Over many years I have been obsessed with the idea of color. It represents perfectly the mystery of consciousness. When we see a color, what exactly is happening in our brain? There is a particular brain circuitry that correlates to the experience of the color red. When red wavelengths of light hit your eye, cells called cones are stimulated, sending a signal through neurons to more specialized neurons in the brain that produce the experience. But the experience itself is something of a mystery. We only know it to some objective degree because most humans experience it similarly to one another due to the similar construction of their brain. We all similarly distinguish red from blue due to the function of a human brain to do so. You did not have to train that experience, only name it and distinguish it from others like it. Same is true for all the things we experience. We can differentiate sweet from savory, pain from pleasure, and harmonic from discordant. All of these experiences have associated brain circuitry that lights up when we experience them. But this association is just that; it does not fully explain the gap between circuitry and sensation.
If we zoom in far enough, we find the neuron to be the fundamental building block of the brain. However, it is quite difficult to imagine that one neuron equals one fragment of conscious experience. A single neuron seems to be a series of switches that pulse to communicate/relay signals to another; each neuron playing a game of telephone with the ones around it. In this analogy however, consciousness is not achieved by the completion of the game, but the playing of the game itself. All the while the neurons play, experience emerges. The end of the game is the end of the experience. As you gaze upon the rose, the neurons sing but one song: red. Color then, being defined by the game the neurons play or the song that it sings, is defined not only by the structure of the mind, but how it changes through time. Color is not a static mesh of brain cells, but their churning. Time is a prerequisite to color.
Even though we experience these things similarly, we each develop our own personal tastes, which is an entirely different aspect of our brain distinguishing its own preferences. And further, we all have a great many kinds of these experiences, an infinite amount, conceivably. From colors to taste and the sounds of music, to the simple joys of a boba tea or perfectly fresh baguette with a truffle oil dip or the most savory stroganoff that your friend's grandma made for Christmas. We have an inordinate amount of experiences which we have the potential to acquire and keep within our memory and never long enough to experience them all. But each of these experiences belies our symphony–neurons which sing together to create them, to create something more than a string of neurons and tissue. As so it is for our deepest emotions.
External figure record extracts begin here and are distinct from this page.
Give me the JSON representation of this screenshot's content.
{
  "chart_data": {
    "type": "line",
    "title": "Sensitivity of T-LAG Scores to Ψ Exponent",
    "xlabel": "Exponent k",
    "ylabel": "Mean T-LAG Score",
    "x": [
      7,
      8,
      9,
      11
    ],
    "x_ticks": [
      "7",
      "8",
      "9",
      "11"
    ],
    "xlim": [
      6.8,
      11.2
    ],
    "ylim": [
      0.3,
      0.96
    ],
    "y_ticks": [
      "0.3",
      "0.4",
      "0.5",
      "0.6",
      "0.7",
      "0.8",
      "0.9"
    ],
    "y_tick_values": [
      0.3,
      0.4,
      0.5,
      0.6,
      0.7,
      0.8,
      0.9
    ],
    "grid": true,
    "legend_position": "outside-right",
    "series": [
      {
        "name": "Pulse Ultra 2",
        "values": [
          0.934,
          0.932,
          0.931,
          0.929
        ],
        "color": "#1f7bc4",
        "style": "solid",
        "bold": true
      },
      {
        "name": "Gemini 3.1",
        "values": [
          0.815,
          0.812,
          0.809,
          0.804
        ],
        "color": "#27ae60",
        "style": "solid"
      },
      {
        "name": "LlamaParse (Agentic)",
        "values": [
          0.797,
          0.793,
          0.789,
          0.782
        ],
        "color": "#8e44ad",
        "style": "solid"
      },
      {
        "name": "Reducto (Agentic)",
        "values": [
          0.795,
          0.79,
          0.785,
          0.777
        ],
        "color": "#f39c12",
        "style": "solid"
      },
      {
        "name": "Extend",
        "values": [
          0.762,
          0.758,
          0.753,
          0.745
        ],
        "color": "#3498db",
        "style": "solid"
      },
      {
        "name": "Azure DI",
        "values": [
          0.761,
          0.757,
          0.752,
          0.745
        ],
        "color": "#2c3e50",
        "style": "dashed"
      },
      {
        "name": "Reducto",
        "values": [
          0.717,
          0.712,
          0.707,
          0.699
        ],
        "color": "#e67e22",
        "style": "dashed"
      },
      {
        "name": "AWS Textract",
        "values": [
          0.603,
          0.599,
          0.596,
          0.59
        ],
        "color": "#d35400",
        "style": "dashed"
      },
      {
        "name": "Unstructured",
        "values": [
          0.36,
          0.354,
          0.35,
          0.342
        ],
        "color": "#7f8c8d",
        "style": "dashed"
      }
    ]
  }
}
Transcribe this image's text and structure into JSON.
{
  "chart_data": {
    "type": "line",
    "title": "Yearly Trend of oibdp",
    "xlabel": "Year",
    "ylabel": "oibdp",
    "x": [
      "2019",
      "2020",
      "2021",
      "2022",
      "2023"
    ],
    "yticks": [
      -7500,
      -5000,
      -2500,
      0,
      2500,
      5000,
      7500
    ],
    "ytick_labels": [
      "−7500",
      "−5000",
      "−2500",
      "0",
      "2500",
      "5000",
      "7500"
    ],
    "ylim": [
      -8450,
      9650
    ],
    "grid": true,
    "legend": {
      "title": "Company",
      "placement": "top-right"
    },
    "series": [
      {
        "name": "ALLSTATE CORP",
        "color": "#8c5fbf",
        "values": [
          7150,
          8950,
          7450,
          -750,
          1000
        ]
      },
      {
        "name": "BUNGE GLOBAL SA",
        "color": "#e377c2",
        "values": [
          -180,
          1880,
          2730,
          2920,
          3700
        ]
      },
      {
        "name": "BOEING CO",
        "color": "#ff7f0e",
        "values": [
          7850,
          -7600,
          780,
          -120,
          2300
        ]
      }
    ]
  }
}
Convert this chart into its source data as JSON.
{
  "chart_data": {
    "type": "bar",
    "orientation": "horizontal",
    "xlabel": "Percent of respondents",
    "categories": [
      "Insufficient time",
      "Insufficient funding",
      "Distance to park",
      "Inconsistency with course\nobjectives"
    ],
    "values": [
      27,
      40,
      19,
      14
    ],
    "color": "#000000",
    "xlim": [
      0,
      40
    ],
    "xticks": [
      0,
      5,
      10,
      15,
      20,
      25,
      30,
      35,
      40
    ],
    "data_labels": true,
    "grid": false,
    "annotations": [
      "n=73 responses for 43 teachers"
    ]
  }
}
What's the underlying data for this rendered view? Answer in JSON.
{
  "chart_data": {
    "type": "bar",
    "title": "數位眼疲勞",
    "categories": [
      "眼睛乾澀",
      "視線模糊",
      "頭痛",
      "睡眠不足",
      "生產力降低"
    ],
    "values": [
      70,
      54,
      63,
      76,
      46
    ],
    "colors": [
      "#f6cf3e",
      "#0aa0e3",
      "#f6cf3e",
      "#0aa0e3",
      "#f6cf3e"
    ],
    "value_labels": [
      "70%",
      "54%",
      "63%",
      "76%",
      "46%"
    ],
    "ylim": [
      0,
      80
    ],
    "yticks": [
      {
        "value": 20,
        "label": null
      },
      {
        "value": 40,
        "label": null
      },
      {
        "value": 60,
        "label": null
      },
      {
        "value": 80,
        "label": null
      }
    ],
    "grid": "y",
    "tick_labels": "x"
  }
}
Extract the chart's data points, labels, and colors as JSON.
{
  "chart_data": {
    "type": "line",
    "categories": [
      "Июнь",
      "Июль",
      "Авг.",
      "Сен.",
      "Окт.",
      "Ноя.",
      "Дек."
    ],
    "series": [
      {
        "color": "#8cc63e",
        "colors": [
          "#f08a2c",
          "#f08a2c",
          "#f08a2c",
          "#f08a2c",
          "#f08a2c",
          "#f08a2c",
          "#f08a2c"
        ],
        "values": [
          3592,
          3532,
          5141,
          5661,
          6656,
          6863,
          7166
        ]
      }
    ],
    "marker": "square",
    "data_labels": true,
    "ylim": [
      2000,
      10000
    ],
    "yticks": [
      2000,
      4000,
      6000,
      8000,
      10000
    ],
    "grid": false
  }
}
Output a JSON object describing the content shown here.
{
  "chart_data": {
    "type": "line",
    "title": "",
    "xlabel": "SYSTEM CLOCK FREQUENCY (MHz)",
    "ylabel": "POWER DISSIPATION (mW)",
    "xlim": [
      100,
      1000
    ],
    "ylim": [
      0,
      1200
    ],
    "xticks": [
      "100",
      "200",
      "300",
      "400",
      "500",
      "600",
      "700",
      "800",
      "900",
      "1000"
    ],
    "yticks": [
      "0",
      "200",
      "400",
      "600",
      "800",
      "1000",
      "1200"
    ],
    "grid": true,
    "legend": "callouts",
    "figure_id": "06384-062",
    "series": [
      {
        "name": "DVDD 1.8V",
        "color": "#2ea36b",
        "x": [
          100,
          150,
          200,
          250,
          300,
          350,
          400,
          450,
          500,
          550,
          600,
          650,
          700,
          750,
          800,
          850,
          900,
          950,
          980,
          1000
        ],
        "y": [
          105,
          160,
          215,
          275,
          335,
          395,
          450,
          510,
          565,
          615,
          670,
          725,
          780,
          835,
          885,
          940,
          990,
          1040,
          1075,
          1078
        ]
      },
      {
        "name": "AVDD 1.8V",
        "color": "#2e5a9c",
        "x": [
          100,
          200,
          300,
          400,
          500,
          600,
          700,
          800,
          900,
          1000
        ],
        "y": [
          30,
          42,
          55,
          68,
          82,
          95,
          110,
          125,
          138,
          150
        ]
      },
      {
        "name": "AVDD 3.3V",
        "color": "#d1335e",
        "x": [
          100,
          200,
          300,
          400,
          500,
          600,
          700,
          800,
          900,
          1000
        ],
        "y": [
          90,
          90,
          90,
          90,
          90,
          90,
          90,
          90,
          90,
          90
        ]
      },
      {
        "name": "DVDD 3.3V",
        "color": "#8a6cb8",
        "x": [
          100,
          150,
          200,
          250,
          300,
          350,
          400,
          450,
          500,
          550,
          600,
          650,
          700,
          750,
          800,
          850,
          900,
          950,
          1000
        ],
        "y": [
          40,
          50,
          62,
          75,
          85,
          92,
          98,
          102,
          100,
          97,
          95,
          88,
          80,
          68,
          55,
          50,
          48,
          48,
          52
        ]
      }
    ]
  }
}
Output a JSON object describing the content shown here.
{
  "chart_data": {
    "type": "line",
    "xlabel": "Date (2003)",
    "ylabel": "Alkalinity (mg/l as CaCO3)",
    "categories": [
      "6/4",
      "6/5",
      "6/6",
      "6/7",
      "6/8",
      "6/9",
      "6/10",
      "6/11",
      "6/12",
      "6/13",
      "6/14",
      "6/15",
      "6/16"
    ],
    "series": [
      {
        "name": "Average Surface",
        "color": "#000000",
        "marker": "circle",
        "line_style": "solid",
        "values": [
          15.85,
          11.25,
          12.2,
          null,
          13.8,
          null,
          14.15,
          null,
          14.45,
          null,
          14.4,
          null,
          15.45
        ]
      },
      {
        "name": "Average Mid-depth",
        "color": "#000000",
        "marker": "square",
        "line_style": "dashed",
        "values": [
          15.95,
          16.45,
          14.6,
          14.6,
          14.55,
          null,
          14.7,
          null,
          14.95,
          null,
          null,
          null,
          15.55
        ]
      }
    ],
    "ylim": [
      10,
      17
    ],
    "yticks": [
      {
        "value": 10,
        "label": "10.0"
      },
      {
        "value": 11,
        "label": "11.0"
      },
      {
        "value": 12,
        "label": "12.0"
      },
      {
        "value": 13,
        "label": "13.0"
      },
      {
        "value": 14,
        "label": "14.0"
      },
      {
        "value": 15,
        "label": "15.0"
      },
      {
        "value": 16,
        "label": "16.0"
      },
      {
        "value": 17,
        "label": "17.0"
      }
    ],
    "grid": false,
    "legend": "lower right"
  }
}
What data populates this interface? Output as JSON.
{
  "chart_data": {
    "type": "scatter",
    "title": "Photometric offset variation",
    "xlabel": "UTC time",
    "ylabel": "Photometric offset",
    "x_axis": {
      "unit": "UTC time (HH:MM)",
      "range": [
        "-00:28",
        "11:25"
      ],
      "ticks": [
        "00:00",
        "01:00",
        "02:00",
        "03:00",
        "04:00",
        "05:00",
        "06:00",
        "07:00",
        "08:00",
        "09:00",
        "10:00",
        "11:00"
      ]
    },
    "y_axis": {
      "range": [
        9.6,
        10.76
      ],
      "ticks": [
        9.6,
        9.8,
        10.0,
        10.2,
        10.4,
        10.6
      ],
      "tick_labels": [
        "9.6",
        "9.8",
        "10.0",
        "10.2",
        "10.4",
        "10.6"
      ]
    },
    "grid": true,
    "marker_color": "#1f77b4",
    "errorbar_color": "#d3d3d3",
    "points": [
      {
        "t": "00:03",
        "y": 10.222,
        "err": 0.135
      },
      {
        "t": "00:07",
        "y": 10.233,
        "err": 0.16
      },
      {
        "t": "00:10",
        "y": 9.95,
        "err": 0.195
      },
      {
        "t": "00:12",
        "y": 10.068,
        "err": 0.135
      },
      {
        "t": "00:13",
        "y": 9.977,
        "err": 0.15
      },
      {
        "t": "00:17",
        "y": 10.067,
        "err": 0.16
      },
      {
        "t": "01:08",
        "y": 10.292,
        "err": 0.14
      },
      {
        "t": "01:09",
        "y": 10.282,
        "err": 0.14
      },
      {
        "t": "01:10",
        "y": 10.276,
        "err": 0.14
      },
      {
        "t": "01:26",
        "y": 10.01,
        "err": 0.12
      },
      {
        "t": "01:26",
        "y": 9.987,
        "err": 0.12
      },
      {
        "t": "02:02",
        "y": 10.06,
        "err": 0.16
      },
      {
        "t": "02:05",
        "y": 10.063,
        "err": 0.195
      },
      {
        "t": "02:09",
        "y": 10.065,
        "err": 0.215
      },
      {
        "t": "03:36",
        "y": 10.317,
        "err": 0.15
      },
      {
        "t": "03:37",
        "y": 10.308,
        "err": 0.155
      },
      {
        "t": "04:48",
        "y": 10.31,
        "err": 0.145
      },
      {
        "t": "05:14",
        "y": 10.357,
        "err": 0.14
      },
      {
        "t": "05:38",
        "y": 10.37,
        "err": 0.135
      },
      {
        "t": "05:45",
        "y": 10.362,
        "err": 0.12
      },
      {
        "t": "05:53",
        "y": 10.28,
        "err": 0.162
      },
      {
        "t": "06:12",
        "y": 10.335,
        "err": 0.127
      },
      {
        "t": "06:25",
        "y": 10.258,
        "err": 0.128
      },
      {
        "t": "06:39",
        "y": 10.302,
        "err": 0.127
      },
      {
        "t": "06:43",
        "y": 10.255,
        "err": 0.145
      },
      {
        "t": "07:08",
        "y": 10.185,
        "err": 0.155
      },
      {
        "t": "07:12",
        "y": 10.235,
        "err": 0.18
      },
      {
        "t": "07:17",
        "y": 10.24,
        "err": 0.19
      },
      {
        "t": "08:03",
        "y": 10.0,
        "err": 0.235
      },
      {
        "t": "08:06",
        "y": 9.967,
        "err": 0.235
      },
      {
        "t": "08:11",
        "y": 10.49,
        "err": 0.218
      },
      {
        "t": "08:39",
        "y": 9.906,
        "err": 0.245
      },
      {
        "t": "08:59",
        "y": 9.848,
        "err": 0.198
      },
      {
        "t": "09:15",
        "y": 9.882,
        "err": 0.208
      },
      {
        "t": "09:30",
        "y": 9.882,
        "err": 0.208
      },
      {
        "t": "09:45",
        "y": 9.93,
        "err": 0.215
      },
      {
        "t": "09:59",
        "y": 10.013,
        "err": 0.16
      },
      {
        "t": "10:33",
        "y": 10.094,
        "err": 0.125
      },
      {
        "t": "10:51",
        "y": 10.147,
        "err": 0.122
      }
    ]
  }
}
When we fall in love, infatuated with the person we've invited out for dinner. Or when we lose a loved one well before their time. Or when we are betrayed and belittled. When we are in the depths of an endless sorrow, or the woe of uncontrollable mania. All of these, too, are songs our neurons sing. All of these too, are much more than a string of neurons and tissue.
We are then, in essence, more than the sum of our parts. More than the neurons and tissue which make us–we are the sound of its weeping, and the wetness of our eyes. We are the taste of Christmas lunch and the ringing of the church bells. We are the redness of the rose and the pain of its thornprick. We are everything we are and more.